I will make it very brief as I can theres a lot to this story tho!!
we got together 5yrs ago whirlwind romance moved I within a few weeks, got pregnant within a few months, I got depression and started pushing him away, he was very loving compassionate caring everything I dreamed of and more but I couldn't take it so he moved out to give me space, I come to my sences and took him back, things never seemed right after!
so skip 2years later when son was 2 we moved out of our house moved in with parents to so we could save to buy our own place, he was doing up the old house we rented as a favour to the landlady as he was painter and decorator.
he would spend literally all night there not come back till 7am and when u went to look looked like he'd done nothing...so forward a couple a weeks the laptop sound wasn't working so I restored it, come across a folder with his dirty pics in and a sex webcam chat room! Sort of got past that yes it hurt but I loved him and we had kids, so forward to last year again pregnant with me and my 3 children went away while he stayed and worked, there was a few times where he never answered his fone for hours and I started to get panicky, so I told the kids I was unwell and come home early he didn't no come home to find hed been on that site again, I confronted him he denied it swore on kids life he didn't do anything till I shown him then he admitted he was talking on there!! Nothing sexual jus about the weather! I am not stupid I knew it wasn't but I couldn't prove anything, so fast forward xmas last year 9months pregnant and the past year has been terrible he go to the toilet for hrs and hrs stay in the bath for hrs and hrs... took me for a fool!! Hed gone out for work drinks come home very drunk, I checked his fone and hed left his email left open there I found out 18/12/2012 thousands of emails to all diff girls 2 stood out!! I was up all night looking throu them not even reaching the end! Basically hed been speaking to them for years, hed even fallen for 1 of the girls so say, he admitted it all and said there was some emotion there!! He vowed never ever to do it again!! So we had our daughter on new years day, 3 days later hew as back in work (he was now in a different job where he had unlimited access to the net) he didn't seem to want to bother with her, we have 3 boys and she was like our little mieracle I seem to jus me doing it all alone, anyhow on the 9th juy I found out hed been cheating, so I took an overdose and put myself in hospital he stayed by myside promised to change said this was the kick up the ass he needed, told me only slept with her 2x and started a couple a months ago!! I stayed in hospital 3 days on a drip, come out he held me all the way home promised me jus me him the kids... so I tex the girltold her she was a home wrecker! She msged back and ended up talking! She told me affair started in feb our daughter was 4 weeks then! they seen each other sundays he promised her the world but everything hed said to her he also told the same to the girls on the net,she was heartbroken herself she had totally fallen for him.

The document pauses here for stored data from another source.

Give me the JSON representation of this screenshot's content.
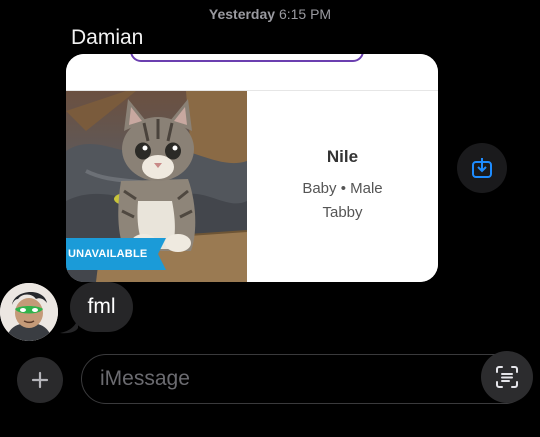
{
  "timestamp": {
    "day": "Yesterday",
    "time": "6:15 PM"
  },
  "sender": "Damian",
  "card": {
    "name": "Nile",
    "age": "Baby",
    "separator": "•",
    "sex": "Male",
    "breed": "Tabby",
    "status_badge": "UNAVAILABLE"
  },
  "reply": {
    "text": "fml"
  },
  "composer": {
    "placeholder": "iMessage"
  },
  "icons": {
    "save": "download-to-share-icon",
    "add": "plus-icon",
    "scan": "text-scan-icon"
  },
  "colors": {
    "accent_blue": "#1e8cff",
    "badge_blue": "#1b9bd8",
    "pill_purple": "#6b3fb0",
    "bubble_gray": "#262628"
  }
}
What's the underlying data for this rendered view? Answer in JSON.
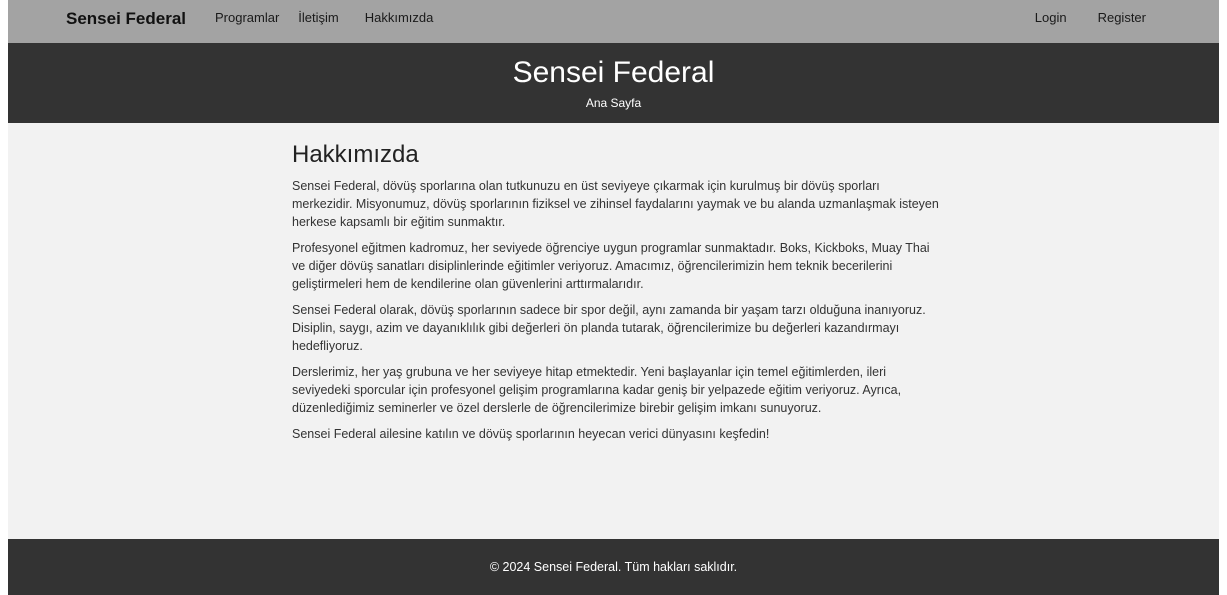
{
  "navbar": {
    "brand": "Sensei Federal",
    "left_links": [
      "Programlar",
      "İletişim",
      "Hakkımızda"
    ],
    "right_links": [
      "Login",
      "Register"
    ]
  },
  "hero": {
    "title": "Sensei Federal",
    "subtitle": "Ana Sayfa"
  },
  "about": {
    "heading": "Hakkımızda",
    "paragraphs": [
      "Sensei Federal, dövüş sporlarına olan tutkunuzu en üst seviyeye çıkarmak için kurulmuş bir dövüş sporları merkezidir. Misyonumuz, dövüş sporlarının fiziksel ve zihinsel faydalarını yaymak ve bu alanda uzmanlaşmak isteyen herkese kapsamlı bir eğitim sunmaktır.",
      "Profesyonel eğitmen kadromuz, her seviyede öğrenciye uygun programlar sunmaktadır. Boks, Kickboks, Muay Thai ve diğer dövüş sanatları disiplinlerinde eğitimler veriyoruz. Amacımız, öğrencilerimizin hem teknik becerilerini geliştirmeleri hem de kendilerine olan güvenlerini arttırmalarıdır.",
      "Sensei Federal olarak, dövüş sporlarının sadece bir spor değil, aynı zamanda bir yaşam tarzı olduğuna inanıyoruz. Disiplin, saygı, azim ve dayanıklılık gibi değerleri ön planda tutarak, öğrencilerimize bu değerleri kazandırmayı hedefliyoruz.",
      "Derslerimiz, her yaş grubuna ve her seviyeye hitap etmektedir. Yeni başlayanlar için temel eğitimlerden, ileri seviyedeki sporcular için profesyonel gelişim programlarına kadar geniş bir yelpazede eğitim veriyoruz. Ayrıca, düzenlediğimiz seminerler ve özel derslerle de öğrencilerimize birebir gelişim imkanı sunuyoruz.",
      "Sensei Federal ailesine katılın ve dövüş sporlarının heyecan verici dünyasını keşfedin!"
    ]
  },
  "footer": {
    "text": "© 2024 Sensei Federal. Tüm hakları saklıdır."
  },
  "colors": {
    "navbar_bg": "#a3a3a3",
    "hero_bg": "#333333",
    "page_bg": "#f2f2f2",
    "footer_bg": "#333333"
  }
}
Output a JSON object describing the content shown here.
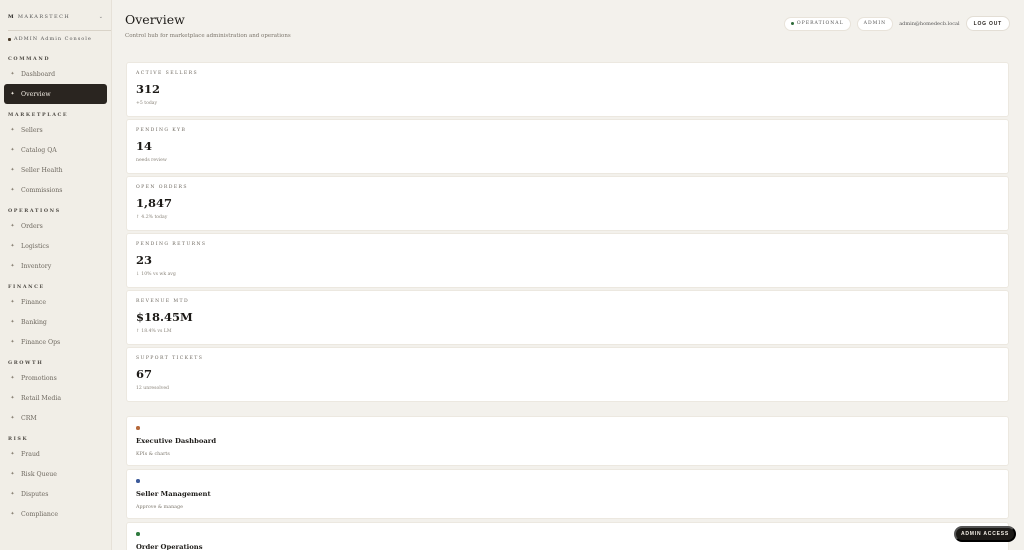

Then I find out hes got another secret email address as he told me, said he said it up after we deleted old 1 so he could find them girls hed been talking to for years, it was 10days after I found out about it all at xmas, then I found out hed been calling the girl in America only 3 days after I come out of hospital, then I find out hes still emailing them all up until the 26th July, on the 27th July he set up a new fb account, to look for this girl! I asked if hed been looking for the girl he had the affair with hed said no hed ended it when I was in hospital and that was it done!! I asked him go to on his fb so I could see the activity and not old had he been searching for the girls he also searched for the girl he had the affair with, this is why I am here now, I have jus had enough he promises things and jus cant help himself, he puts all those girls before me and his children he even met her on fathers day when he said he had to work! Its the not sexual side I have a problem with as much its the emotional side, giving up his time with us a family for her, money on her, txs calls which he never bothers with me at work yet any second he gets hes emailing them or txting them.
I feel so hurt, and devastated that after the attempted suicide hes still go on and talk to these girls still calling 1 of them. He says he loves and wants to work it out! I went to a councilling session a few weeks back before the suicide attempt she said he had an addiction to it, which he told me he had also I didn't believe it jus thought it was rubbish how can you be addicted to sending dirty pics and emails about loving someone but its true its an addiction. were on a waiting list for couples councilling, I jus want to no if he can do this does he actually love me?? Why hurt me esp after everything that's happened?? I am so lost but I love him and want to stay with him, he is trying I seem to push him away but as he has the addiction he can go on at anytime to get a fix! feel like I am loosing my mind at times images of her and him watching the sunset holding hands, kissis I drove him to work 1 day an she was waiting outside (hes a tattooist) for him and they looked at each other and I knew then the lil smiles etc, he says will never happen again but if he cant keep off the net and leave the girls alone how will he not stray again?? Im jus so confussed :(( sad times
Tried to keep it brief and that was brief more to it haha... thanx for reading!!